6. Buffalo Joe is our local Hero. He is the star of Ice Pilots NWT, a new show on the history channel. Many of you are already watching it. Joe and his crew fly old war cargo planes...for daily passenger flights to and from Yellowknife. They had the world première party here in Hay River, his hometown. I went. I watched the first episode with a bunch of Hay Riverites that know Joe, have flown with him often, and that cheered every time they knew someone else in the show...because it's just that small of a world up here. Buffalo Joe himself gave me a t-shirt. I almost fainted at my brush with fame.

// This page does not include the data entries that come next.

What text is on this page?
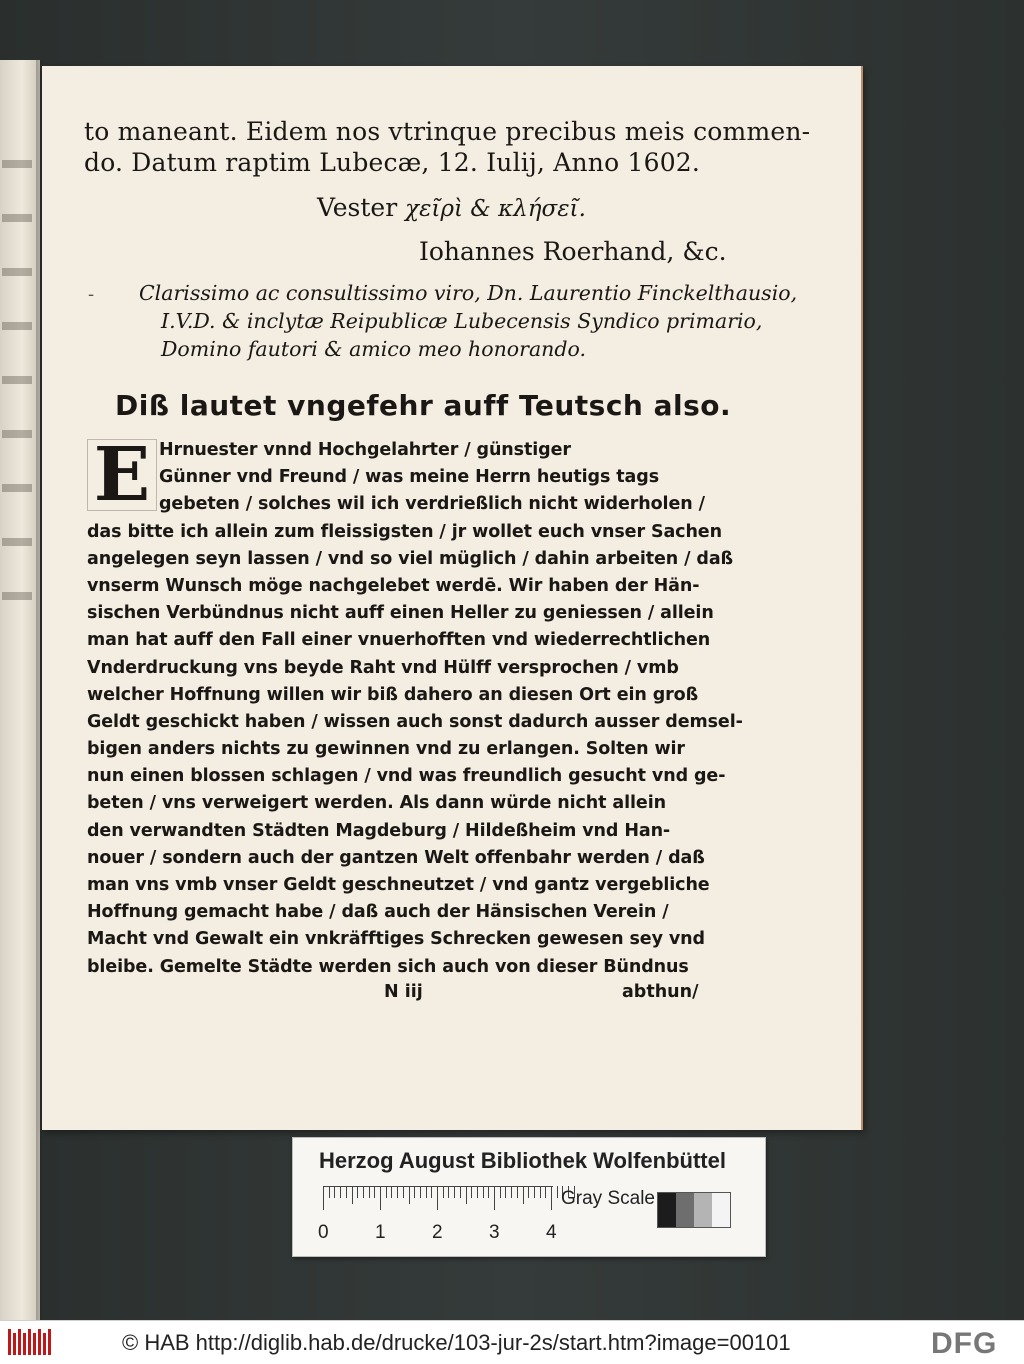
to maneant. Eidem nos vtrinque precibus meis commen-
do. Datum raptim Lubecæ, 12. Iulij, Anno 1602.
Vester χεῖρὶ & κλήσεῖ.
Iohannes Roerhand, &c.
- Clarissimo ac consultissimo viro, Dn. Laurentio Finckelthausio,
I.V.D. & inclytæ Reipublicæ Lubecensis Syndico primario,
Domino fautori & amico meo honorando.
Diß lautet vngefehr auff Teutsch also.
E Hrnuester vnnd Hochgelahrter / günstiger
Günner vnd Freund / was meine Herrn heutigs tags
gebeten / solches wil ich verdrießlich nicht widerholen /
das bitte ich allein zum fleissigsten / jr wollet euch vnser Sachen
angelegen seyn lassen / vnd so viel müglich / dahin arbeiten / daß
vnserm Wunsch möge nachgelebet werdē. Wir haben der Hän-
sischen Verbündnus nicht auff einen Heller zu geniessen / allein
man hat auff den Fall einer vnuerhofften vnd wiederrechtlichen
Vnderdruckung vns beyde Raht vnd Hülff versprochen / vmb
welcher Hoffnung willen wir biß dahero an diesen Ort ein groß
Geldt geschickt haben / wissen auch sonst dadurch ausser demsel-
bigen anders nichts zu gewinnen vnd zu erlangen. Solten wir
nun einen blossen schlagen / vnd was freundlich gesucht vnd ge-
beten / vns verweigert werden. Als dann würde nicht allein
den verwandten Städten Magdeburg / Hildeßheim vnd Han-
nouer / sondern auch der gantzen Welt offenbahr werden / daß
man vns vmb vnser Geldt geschneutzet / vnd gantz vergebliche
Hoffnung gemacht habe / daß auch der Hänsischen Verein /
Macht vnd Gewalt ein vnkräfftiges Schrecken gewesen sey vnd
bleibe. Gemelte Städte werden sich auch von dieser Bündnus
N iij	abthun/
Herzog August Bibliothek Wolfenbüttel
0 1 2 3 4
Gray Scale
© HAB http://diglib.hab.de/drucke/103-jur-2s/start.htm?image=00101	DFG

PS- I just saw him again this morning. And I patted his dog a few weeks ago. I'm basically famous.
7. The Ravens should be counted as part of the population. They are as big and as loud as a real person. And they really do laugh. And they comprise the majority of the wildlife you will see up here. My animal count so far: Foxes - 1, Ptarmigan - 10, Buffalo - 5, Rabbits - 3, Wolves - 0, Caribou - 0, Moose - 0, Bears - 0 , Ravens - One Billion. If I were to have to make a pie chart, you see how the average percentages would difficult to even calculate, let alone section into slices of pie, given such a margin of difference.
Well, that's all for this morning's lesson. Stay tuned for more coffee time with Joanne.
On the agenda for today: Yogurt and granola, Snowshoeing, Turkey Stew. Hmmm. Somehow my agendas are predominantly comprised of food related activities. Sweden 30 pounder, here I come.